Je ressentais une douleur au niveau de l’estomac ; elle semblait remonter le long de mon œsophage et se transformer en migraine épouvantable. Je n’arrivais pas à penser avec clarté, sauf à savoir que j’avais envie de m’en aller mais que ce n’était sans doute pas recommandé. L’apparition de Baird quelques minutes plus tard provoqua en moi un sentiment étrange de gratitude. En entrant dans la pièce, il me donna l’impression de la remplir. Il était accompagné d’un homme en costume chiffonné à l’air un peu égaré, qui me fut présenté comme étant le docteur Kale, le médecin légiste attitré. Avec un petit hochement de tête, Baird passa devant moi et resta quelques instants planté en silence devant le corps. Puis il se tourna dans ma direction.

« Que faisiez-vous ici ? demanda-t-il d’un ton sourd.

— Je m’inquiétais pour elle. Je l’ai rencontrée une fois et elle semblait avoir terriblement besoin d’aide. Mais je suis arrivée trop tard.
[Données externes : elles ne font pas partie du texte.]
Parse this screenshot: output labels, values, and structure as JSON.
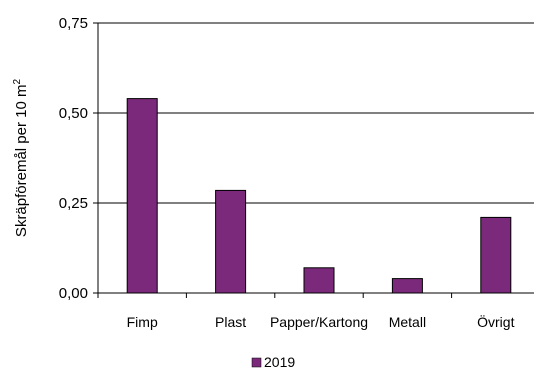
{
  "chart_data": {
    "type": "bar",
    "title": "",
    "xlabel": "",
    "ylabel": "Skräpföremål per 10 m",
    "ylabel_superscript": "2",
    "categories": [
      "Fimp",
      "Plast",
      "Papper/Kartong",
      "Metall",
      "Övrigt"
    ],
    "series": [
      {
        "name": "2019",
        "values": [
          0.54,
          0.285,
          0.07,
          0.04,
          0.21
        ],
        "color": "#7b2a7b"
      }
    ],
    "ylim": [
      0,
      0.75
    ],
    "yticks": [
      {
        "value": 0,
        "label": "0,00"
      },
      {
        "value": 0.25,
        "label": "0,25"
      },
      {
        "value": 0.5,
        "label": "0,50"
      },
      {
        "value": 0.75,
        "label": "0,75"
      }
    ],
    "grid": true,
    "legend": "bottom"
  }
}
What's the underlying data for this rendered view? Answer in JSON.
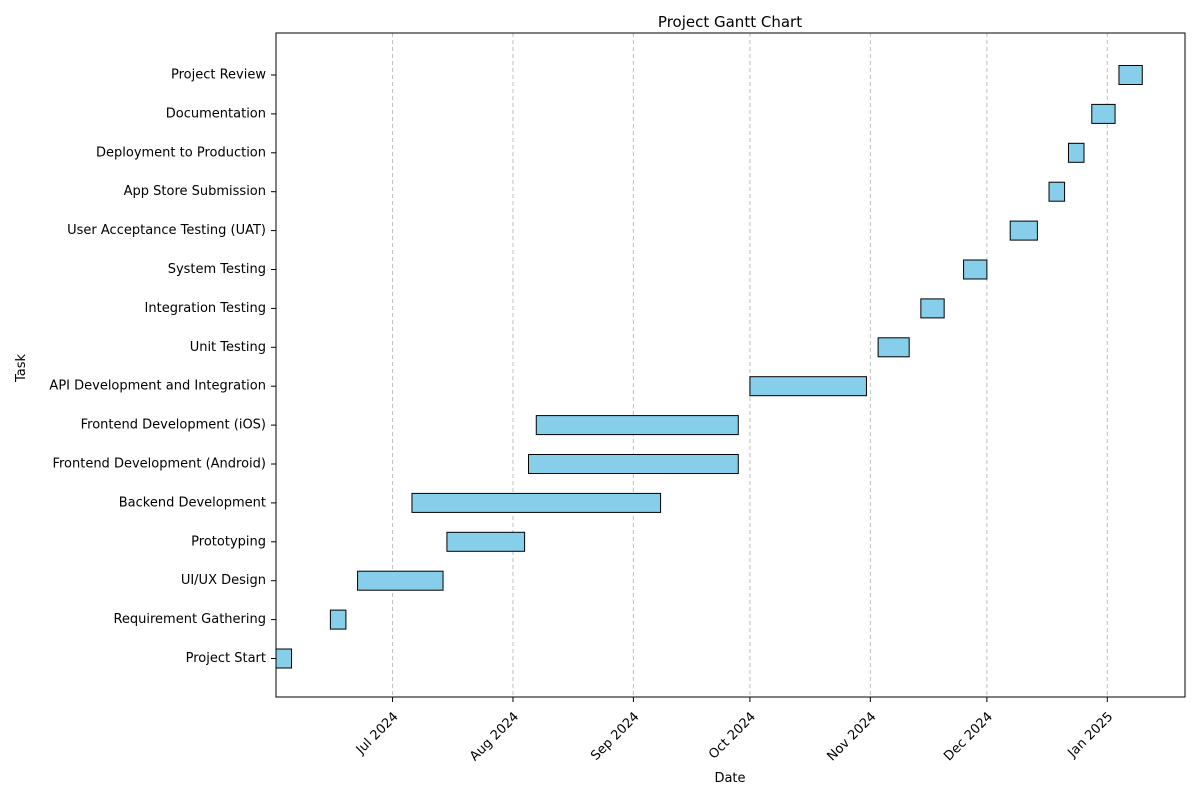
{
  "chart_data": {
    "type": "gantt",
    "title": "Project Gantt Chart",
    "xlabel": "Date",
    "ylabel": "Task",
    "xlim": [
      "2024-06-01",
      "2025-01-21"
    ],
    "grid": {
      "x": true,
      "y": false,
      "style": "dashed"
    },
    "bar_color": "#87ceeb",
    "bar_edge_color": "#000000",
    "grid_color": "#c0c0c0",
    "x_ticks": [
      {
        "date": "2024-07-01",
        "label": "Jul 2024"
      },
      {
        "date": "2024-08-01",
        "label": "Aug 2024"
      },
      {
        "date": "2024-09-01",
        "label": "Sep 2024"
      },
      {
        "date": "2024-10-01",
        "label": "Oct 2024"
      },
      {
        "date": "2024-11-01",
        "label": "Nov 2024"
      },
      {
        "date": "2024-12-01",
        "label": "Dec 2024"
      },
      {
        "date": "2025-01-01",
        "label": "Jan 2025"
      }
    ],
    "tasks": [
      {
        "name": "Project Start",
        "start": "2024-06-01",
        "end": "2024-06-05"
      },
      {
        "name": "Requirement Gathering",
        "start": "2024-06-15",
        "end": "2024-06-19"
      },
      {
        "name": "UI/UX Design",
        "start": "2024-06-22",
        "end": "2024-07-14"
      },
      {
        "name": "Prototyping",
        "start": "2024-07-15",
        "end": "2024-08-04"
      },
      {
        "name": "Backend Development",
        "start": "2024-07-06",
        "end": "2024-09-08"
      },
      {
        "name": "Frontend Development (Android)",
        "start": "2024-08-05",
        "end": "2024-09-28"
      },
      {
        "name": "Frontend Development (iOS)",
        "start": "2024-08-07",
        "end": "2024-09-28"
      },
      {
        "name": "API Development and Integration",
        "start": "2024-10-01",
        "end": "2024-10-31"
      },
      {
        "name": "Unit Testing",
        "start": "2024-11-03",
        "end": "2024-11-11"
      },
      {
        "name": "Integration Testing",
        "start": "2024-11-14",
        "end": "2024-11-20"
      },
      {
        "name": "System Testing",
        "start": "2024-11-25",
        "end": "2024-12-01"
      },
      {
        "name": "User Acceptance Testing (UAT)",
        "start": "2024-12-07",
        "end": "2024-12-14"
      },
      {
        "name": "App Store Submission",
        "start": "2024-12-17",
        "end": "2024-12-21"
      },
      {
        "name": "Deployment to Production",
        "start": "2024-12-22",
        "end": "2024-12-26"
      },
      {
        "name": "Documentation",
        "start": "2024-12-28",
        "end": "2025-01-03"
      },
      {
        "name": "Project Review",
        "start": "2025-01-04",
        "end": "2025-01-10"
      }
    ]
  }
}
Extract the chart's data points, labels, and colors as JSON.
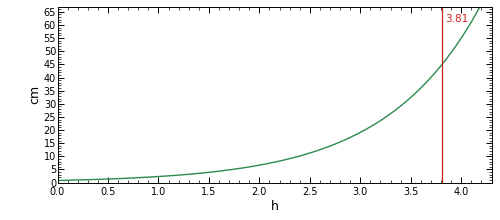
{
  "title": "",
  "xlabel": "h",
  "ylabel": "cm",
  "xlim": [
    0.0,
    4.3
  ],
  "ylim": [
    0,
    67
  ],
  "xticks": [
    0.0,
    0.5,
    1.0,
    1.5,
    2.0,
    2.5,
    3.0,
    3.5,
    4.0
  ],
  "yticks": [
    0,
    5,
    10,
    15,
    20,
    25,
    30,
    35,
    40,
    45,
    50,
    55,
    60,
    65
  ],
  "vline_x": 3.81,
  "vline_label": "3.81",
  "curve_color": "#2d8a50",
  "vline_color": "#cc2222",
  "background_color": "#ffffff",
  "curve_A": 0.8,
  "curve_k": 0.98
}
— Vous n’avez pas à vous sentir coupable. Il ne s’agissait pas d’un simple appel au secours. Elle avait bel et bien l’intention de mourir. Est-ce que le corps a été déplacé ?

— Non. Michael a tenté de la ranimer.

— La mort est récente ?

— Je n’en ai aucune idée. C’est difficile à dire avec cette chaleur. »

Baird secoua la tête.

« C’est moche, déclara-t-il.

— Oui, acquiesçai-je.

— Vous n’avez pas besoin de rester. Ni l’un ni l’autre.

— J’imagine qu’il vaudrait mieux que ce soit nous qui apprenions la nouvelle à Finn.

— Je m’en chargerai, si vous n’y voyez pas d’inconvénient, intervint Michael. Je suis son médecin, après tout.

— En effet. »

 

Nous repartîmes donc pour les Ormeaux. Le voyage de retour s’étira en pénibles étapes. Michael me ramena jusqu’à son cabinet où j’avais laissé ma voiture. Puis nous quittâmes Stamford en file indienne, formant un petit convoi absurde, et durant tout le trajet je songeai à une femme qui était arrivée sur la scène d’un meurtre, qui avait découvert le sang et la souffrance et trouvé tout cela impossible à supporter ; une femme qui n’avait personne pour l’aider. Je l’avais compris d’emblée mais maintenant il était trop tard.

À la maison, nous trouvâmes Finn dans la cuisine en train de faire des lettres avec Elsie. Sans un mot je les pris toutes les deux par la main et les emmenai dehors où Michael nous attendait. Je gardai Elsie bien serrée dans mes bras et bavardai avec elle de sa journée à l’école, sans quitter des yeux Michael et Finn que je vis se diriger vers la mer. Leurs silhouettes se découpaient sur un rideau de roseaux dont les rayons obliques du soleil caressaient les pointes dorées, quoiqu’il fut à peine quatre heures. Ils finirent par revenir vers nous et je reposai Elsie. Toujours sans parler, Finn se précipita dans mes bras et me serra si fort contre elle que je perçus sa respiration dans mon cou. Je sentis Elsie me tirer par le bras et nous nous prîmes tous à rire, avant de rentrer nous protéger du vent.